I picked up my tablet and read Cather’s O’Pioneers, which I already had in my kindle library. Cather’s pioneer novels, give life and voice to the unforgiving land, taking it from being just the setting of her stories, to being as alive and vibrant as her human characters. Then I waffled and ordered the kindle version of Conrad Richter’s short-stories, Rawhide Knots & Other Stories, thinking that I could get a taste for his writing and decide if I want to order some of his novels. My local library doesn’t have any of Richter’s novels, which made me wonder if he was one of those Pulitzer Prize winners whose work appealed to literary critics more than the general public. By the fourth short story I’m already a Richter fan. He captures the harshness of that land too and like Cather, his female main characters aren’t delicate flowers. These women, just like the men, are gritty survivors in a new land.

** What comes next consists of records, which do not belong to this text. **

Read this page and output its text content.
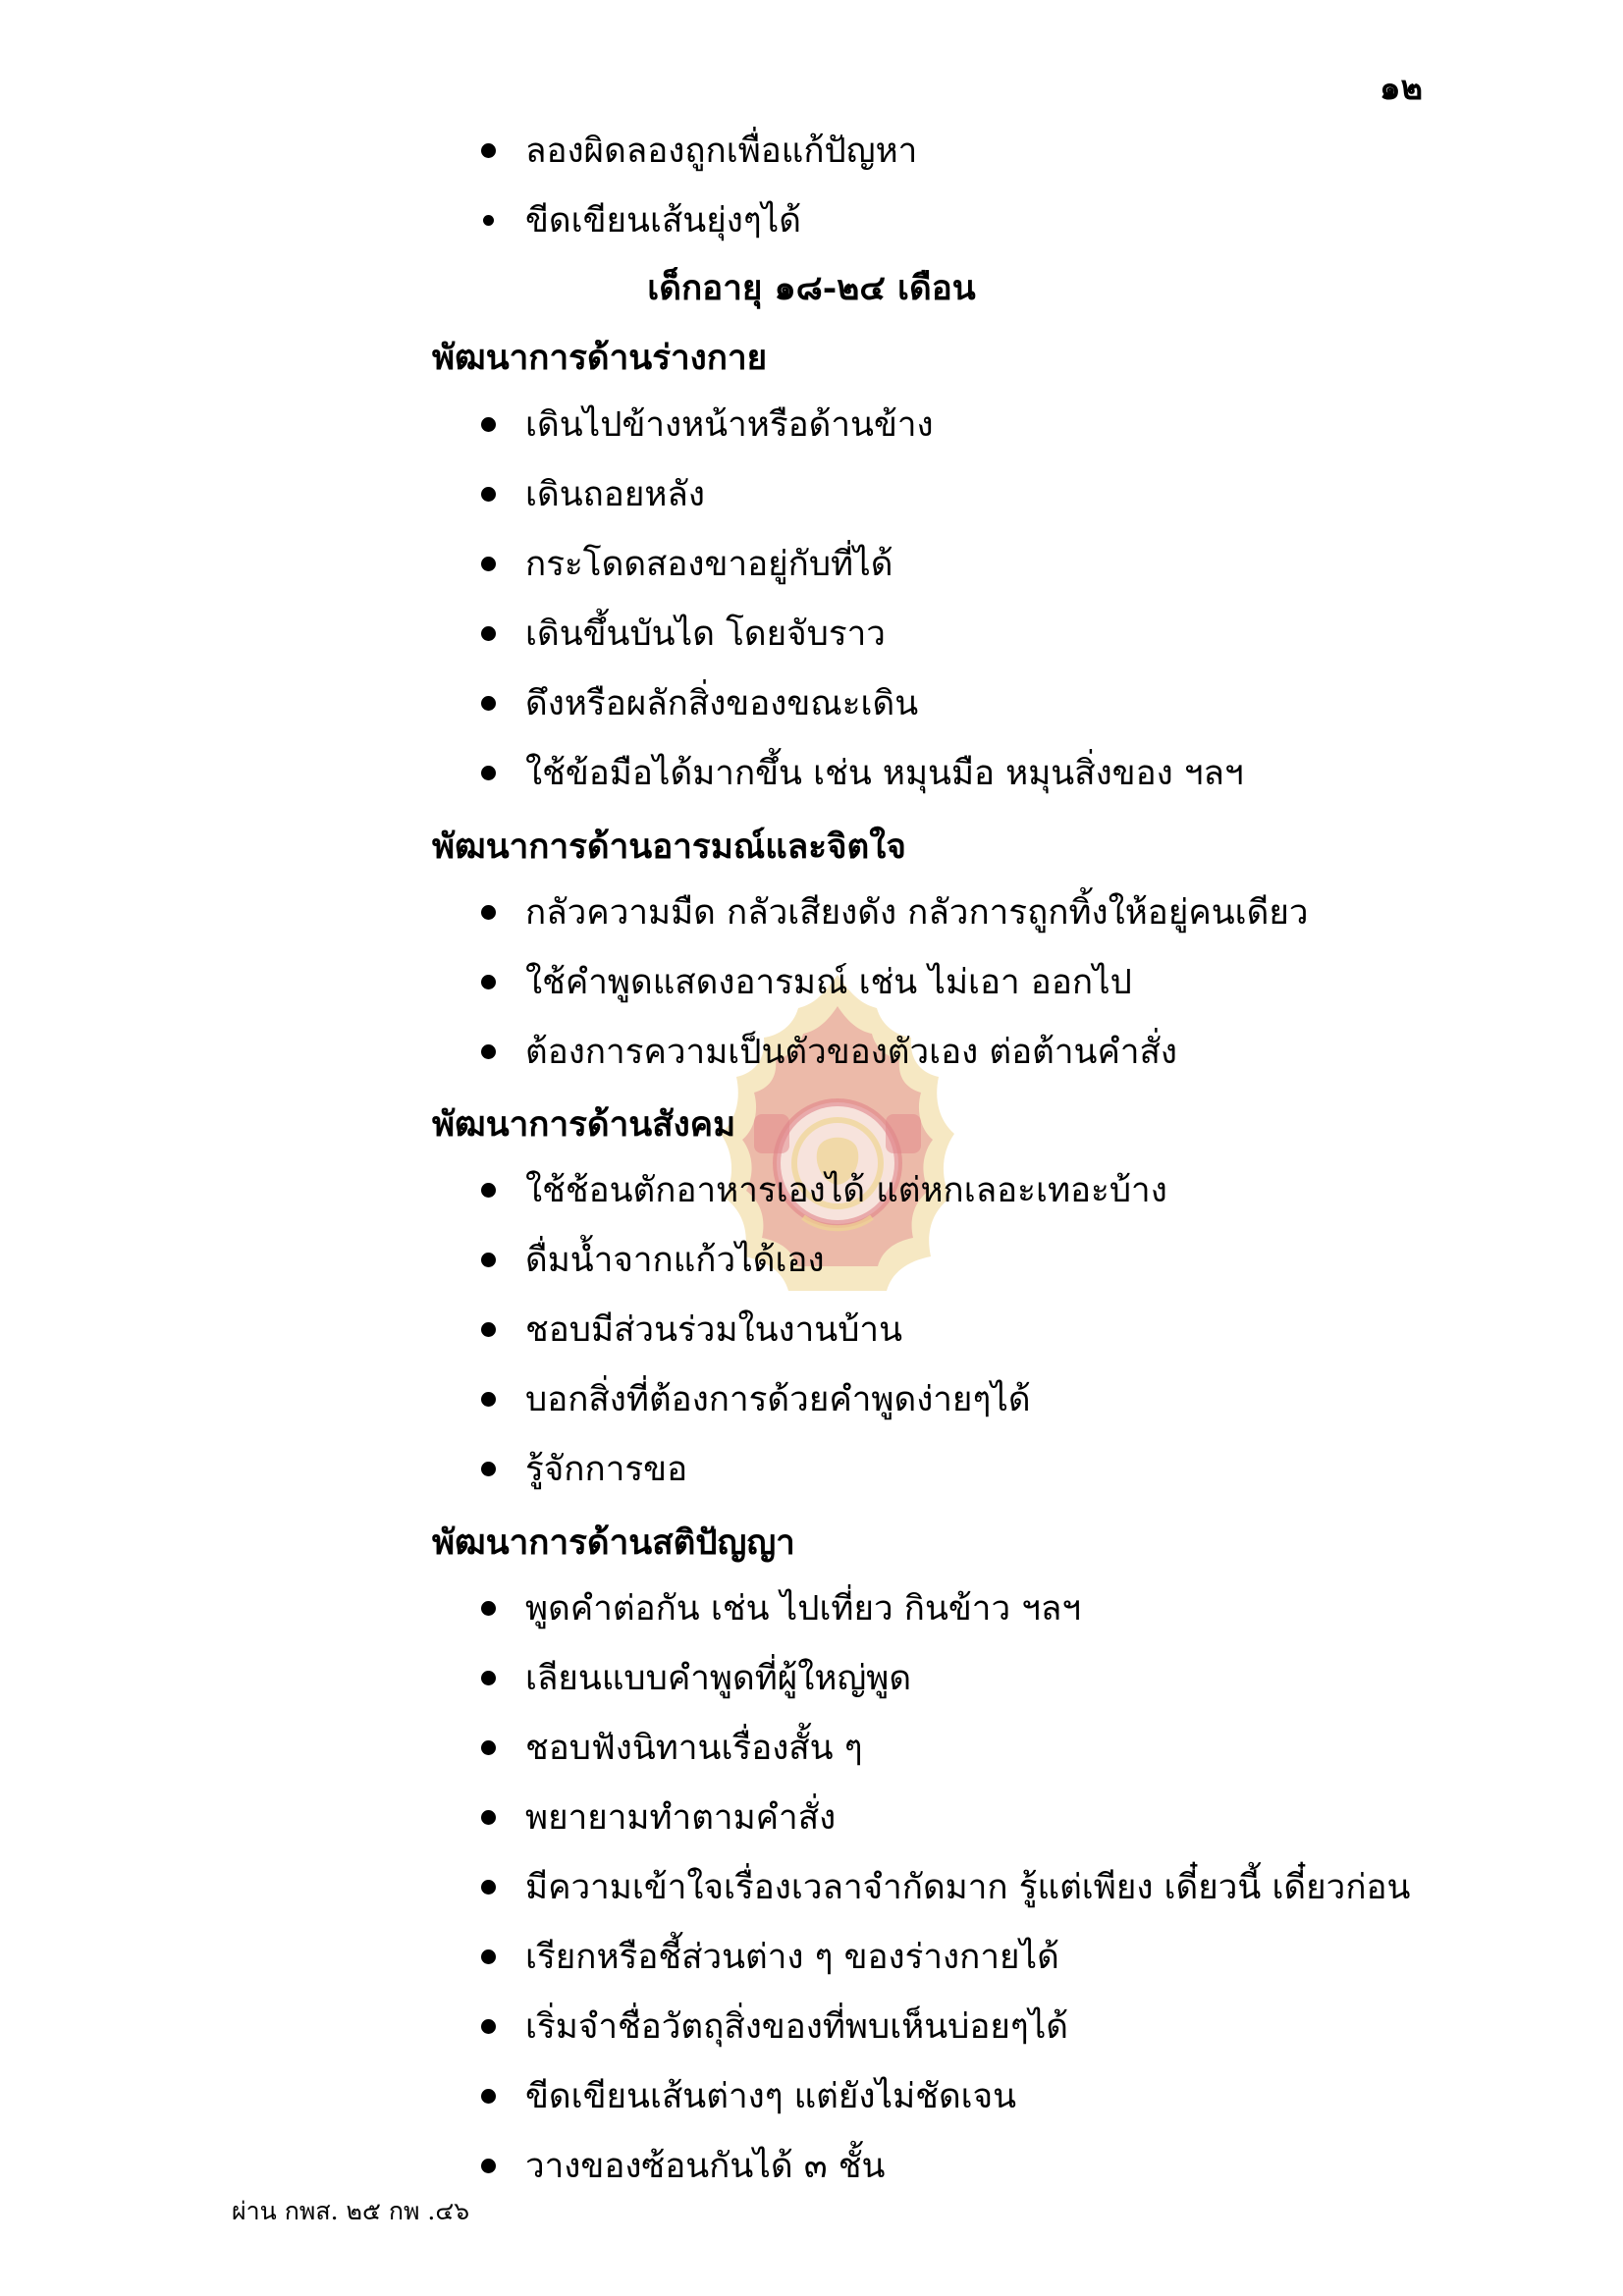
๑๒
ลองผิดลองถูกเพื่อแก้ปัญหา
ขีดเขียนเส้นยุ่งๆได้
เด็กอายุ ๑๘-๒๔ เดือน
พัฒนาการด้านร่างกาย
เดินไปข้างหน้าหรือด้านข้าง
เดินถอยหลัง
กระโดดสองขาอยู่กับที่ได้
เดินขึ้นบันได โดยจับราว
ดึงหรือผลักสิ่งของขณะเดิน
ใช้ข้อมือได้มากขึ้น เช่น หมุนมือ หมุนสิ่งของ ฯลฯ
พัฒนาการด้านอารมณ์และจิตใจ
กลัวความมืด กลัวเสียงดัง กลัวการถูกทิ้งให้อยู่คนเดียว
ใช้คำพูดแสดงอารมณ์ เช่น ไม่เอา ออกไป
ต้องการความเป็นตัวของตัวเอง ต่อต้านคำสั่ง
พัฒนาการด้านสังคม
ใช้ช้อนตักอาหารเองได้ แต่หกเลอะเทอะบ้าง
ดื่มน้ำจากแก้วได้เอง
ชอบมีส่วนร่วมในงานบ้าน
บอกสิ่งที่ต้องการด้วยคำพูดง่ายๆได้
รู้จักการขอ
พัฒนาการด้านสติปัญญา
พูดคำต่อกัน เช่น ไปเที่ยว กินข้าว ฯลฯ
เลียนแบบคำพูดที่ผู้ใหญ่พูด
ชอบฟังนิทานเรื่องสั้น ๆ
พยายามทำตามคำสั่ง
มีความเข้าใจเรื่องเวลาจำกัดมาก รู้แต่เพียง เดี๋ยวนี้ เดี๋ยวก่อน
เรียกหรือชี้ส่วนต่าง ๆ ของร่างกายได้
เริ่มจำชื่อวัตถุสิ่งของที่พบเห็นบ่อยๆได้
ขีดเขียนเส้นต่างๆ แต่ยังไม่ชัดเจน
วางของซ้อนกันได้ ๓ ชั้น
ผ่าน กพส. ๒๕ กพ .๔๖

I pulled out my old copy of Lonesome Dove, a truly epic Western by Larry McMurtry, which I read decades ago and might reread that and I also pulled out this old hardback book, A Treasury of Western Folklore, that I picked up in an antique/junk store in Clovis, NM in 2006. My husband and I had driven to Clovis to visit our son serving in the Air Force, before he deployed to Iraq. I’ve started skimming through this collection and reading some fascinating bits of trivia and tall tales. The story about how the Stetson became the most recognizable piece of western attire ranks as an amazing merchandising strategy of a hat-maker, who began sending samples out west to merchants and the orders poured East to John B. Stetson’s hat-making factory in Philadelphia.
Once I tire of the Westerns, it will be time to start hunting down the Lindbergh and Beryl Markham writings. One slim David McCullough book looks like it will keep me exploring new vistas for quite some time.
… and of course I read close to a dozen historical romance novels this summer too… but even several of those were set in the Old West… Some things never change. Have a nice day!
Edit comment above: Wonderful list (something seriously wrong with autocorrect, lol!!) Thanks for your great column!
Finding myself re-reading Miracle at Philadelphia (1986 Book of the Month edition – rediscovered from my Mom’s clothes closet during the recent move LOL).
Don’t know how my memory became so skewed so to, with the exception of Franklin, I’d lost my appreciation for those other Pennsylvanians [chap V] while maintaining (elevating?) the role of the Virginians.
You seem worse than me at picking up old books and deciding they’re must-reads now. I like Franklin’s autobiography: https://www.gutenberg.org/files/20203/20203-h/20203-h.htm, for getting a feel for the real Benjamin Franklin. Heck, I need to get back to my Ulysses S. Grant autobiography and finish that before I meander into something new. Still have some of General Pershing’s autobiography on his experiences in WWI to finish too. Also have, Amy Tan’s, The Valley of Amazement, sitting here for several years, that I want to read… along with about a dozen other novels, lol.
LOL. (Sheepishly admitting a biography including the BF autobiography found likewise appears to be next.)
You may well ban me from here for this but in my defense … well I better not venture there …
Now I will advise this site’s lectures require more than a little investment in time – this one I’m stopping at the two hour mark intending to return:
https://www.stitcher.com/podcast/dan-carlins-hardcore-history-30606/e/55329838?autoplay=true
Still, I’m able to listen to this while doing, for instance, dishes, folding dishtowels, etc.
Oops. Homepage:
https://www.stitcher.com/podcast/dan-carlins-hardcore-history-30606
Looks like “some” of the lectures won’t take such a toll.